Natürlich sind nicht nur die Erwachsenen  von  dieser Situation stark betroffen, sondern auch die Kinder. Hier zeigt sich  in Österreich leider um eins mehr das unzureichende Anbot von Kassenärzten in der Kinderpsychiatrie, und Privatärzte können sich Eltern, dies zumal in Zeiten wie jetzt, schlecht leisten.
Im Familienrecht kommen in den Beratungen derzeit verstärkt  vermeintliche Fehldisposition des Partners ( Narzisst, Borderliner/ Autist-dies auch in Variante Asperger und Co ) zur Sprache. Möglicherweise hat dies die Ursache darin, dass die Covid-19-ausgangsbeschränkte Zeit verstärkt für das Studium von Psychoratgebern genutzt wurde, oder man den Partner in dieser Zeit ( zu) intensiv erlebt hat oder auch das eigene Empfinden sich verändert hat.    Im Recht sind jedenfalls Ferndiagnosen nicht zugelassen. Eine seriöse Diagnose setzt eine persönliche Befundung voraus.

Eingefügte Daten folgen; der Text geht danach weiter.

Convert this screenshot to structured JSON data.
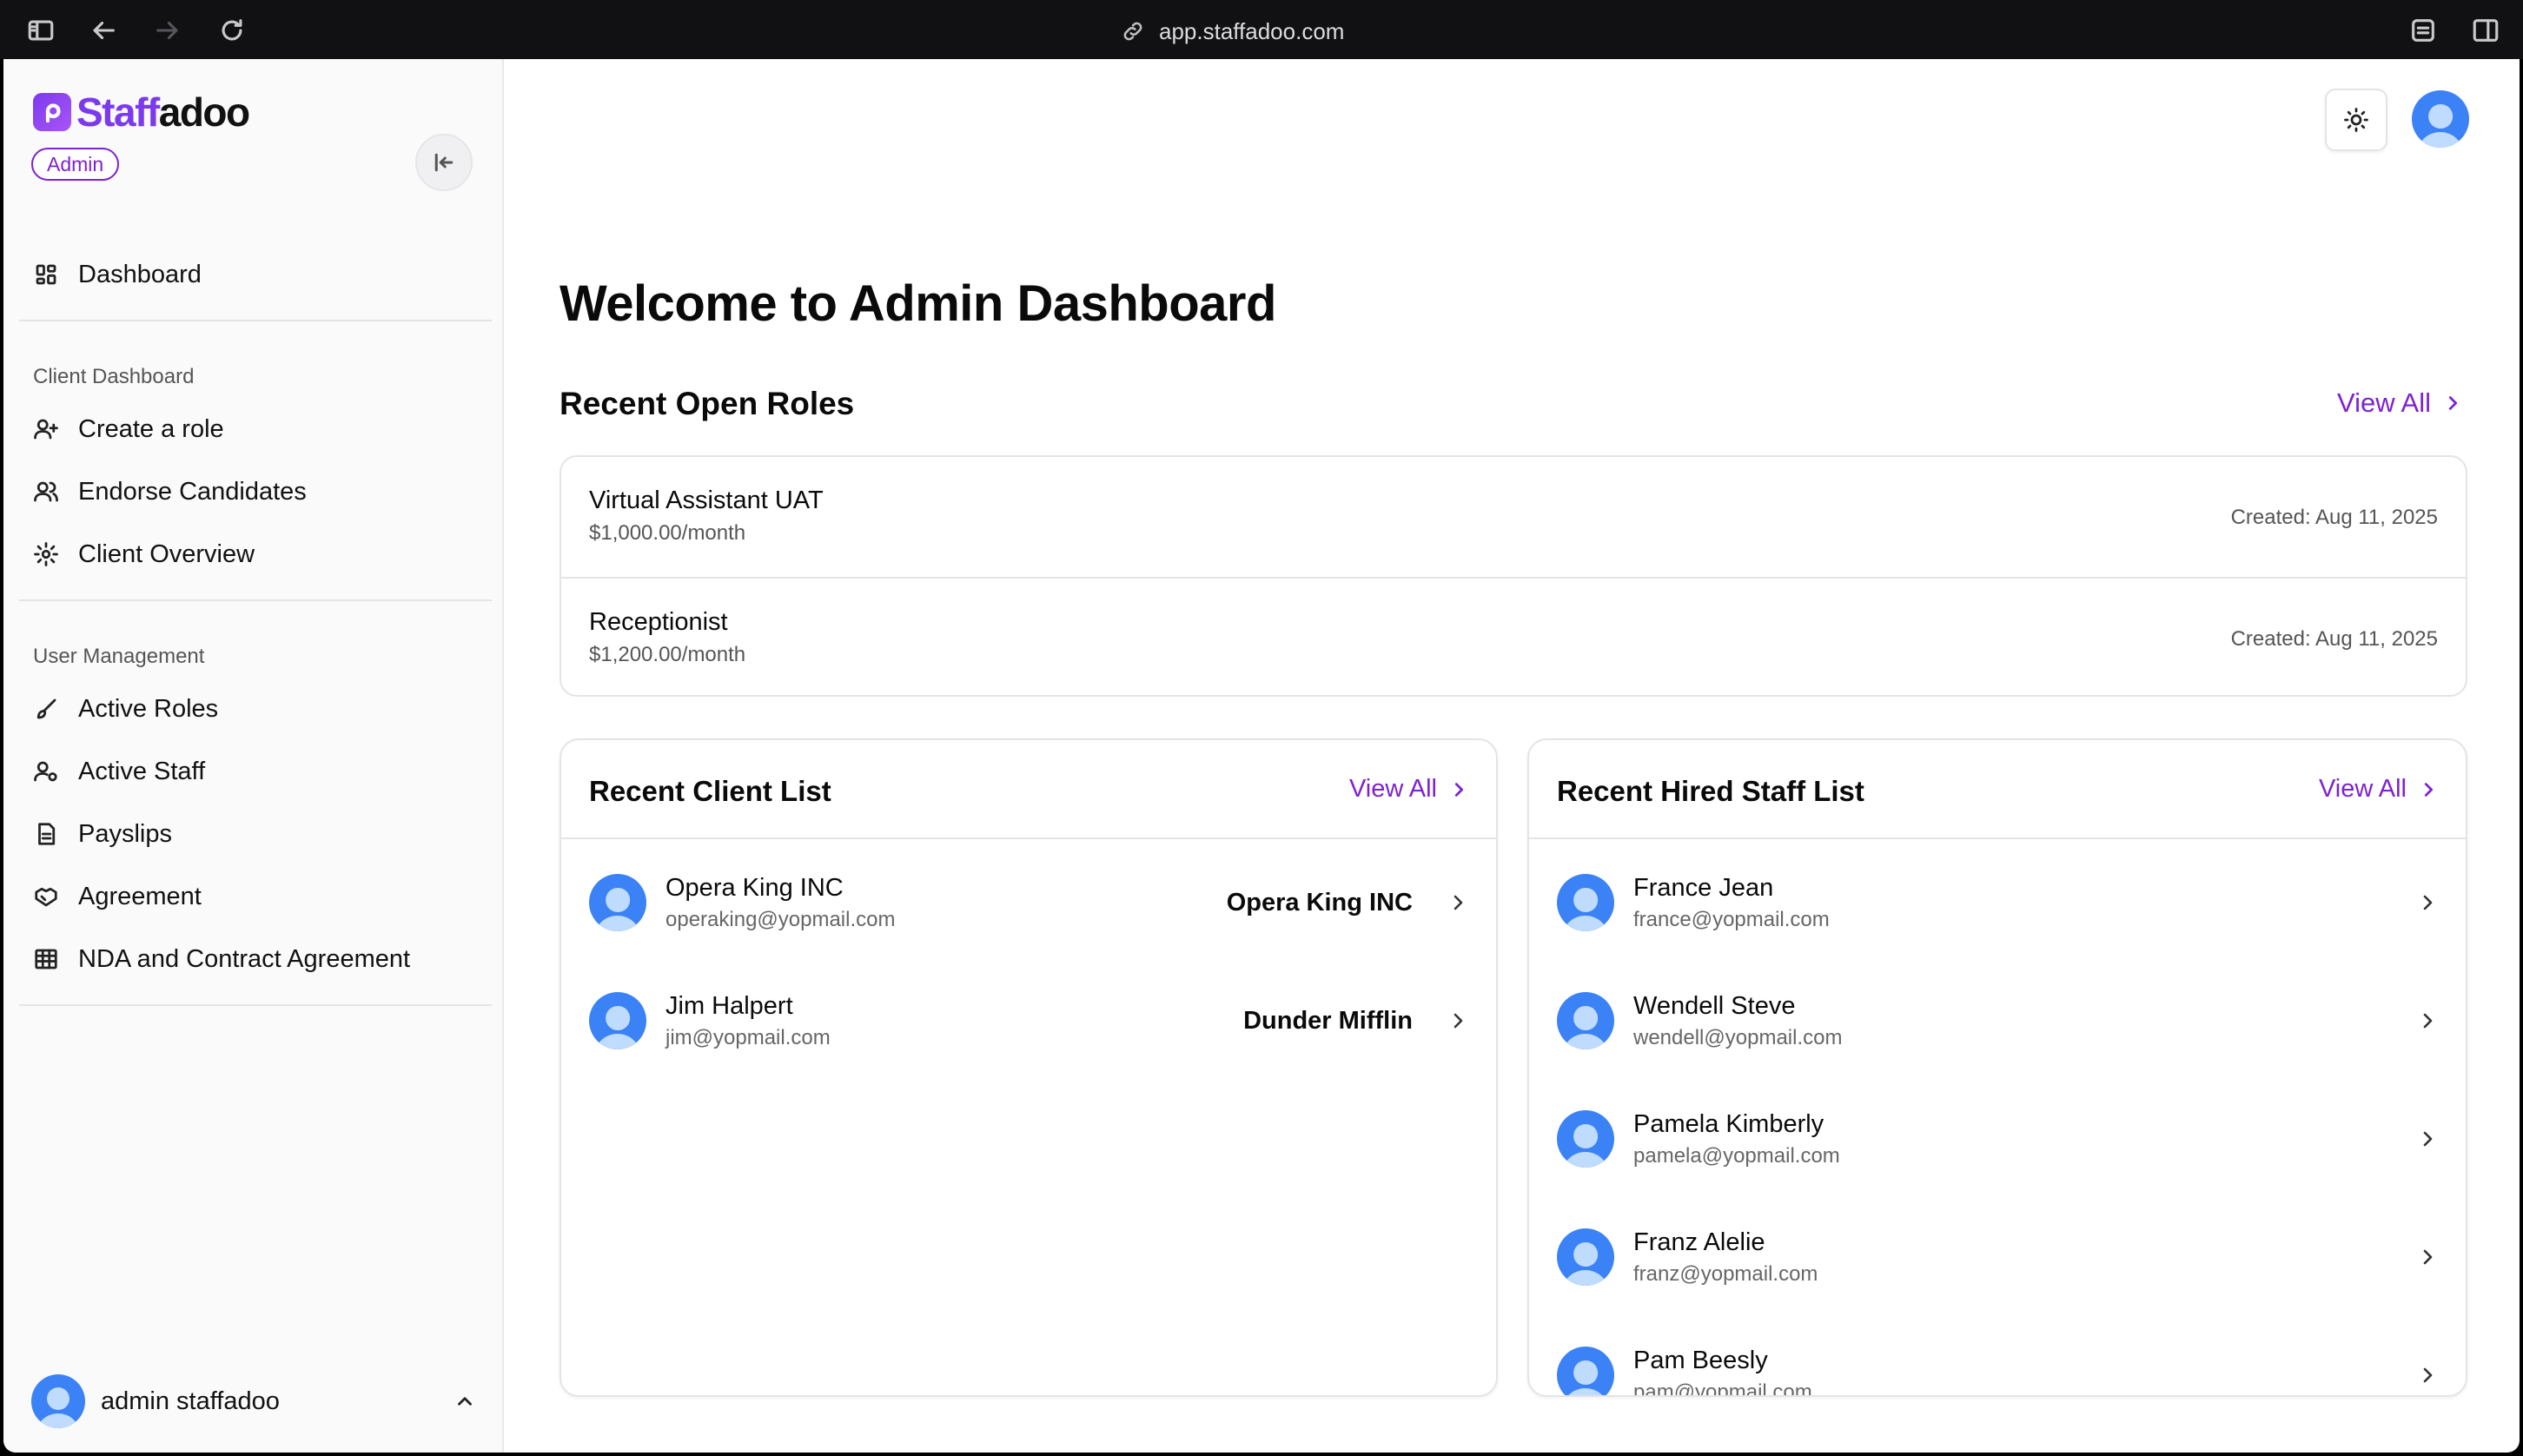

Covid-19  wird mitunter auch gerne als Ausrede benutzt. So wird in etwa die Nichtvorlage eines Geschäftsberichts für das Jahr 2019 mit der Krise (welche es da aber noch gar nicht gab) argumentiert.
Bei Scheidungen fällt mir auf, dass die Menschen dazu tendieren die Verantwortung für eine Entscheidung immer mehr auf ihren Rechtsberater abwälzen zu wollen: So wird es immer schwieriger eine Frage auf die Antwort zu erhalten (vorausgeschickt beide Varianten sind finanziell leistbar); wollen sie im Haus bleiben und ihren Partner auszahlen oder umgekehrt. Zukunftsängste lähmen Menschen in ihrer Entscheidungsfähigkeit. Auf der anderen Seite wollen derzeit aber alle besonders schnell geschieden werden. Denn viele befürchten,  dass wieder alles dicht gemacht werden könnte und es keine Verhandlungen gibt.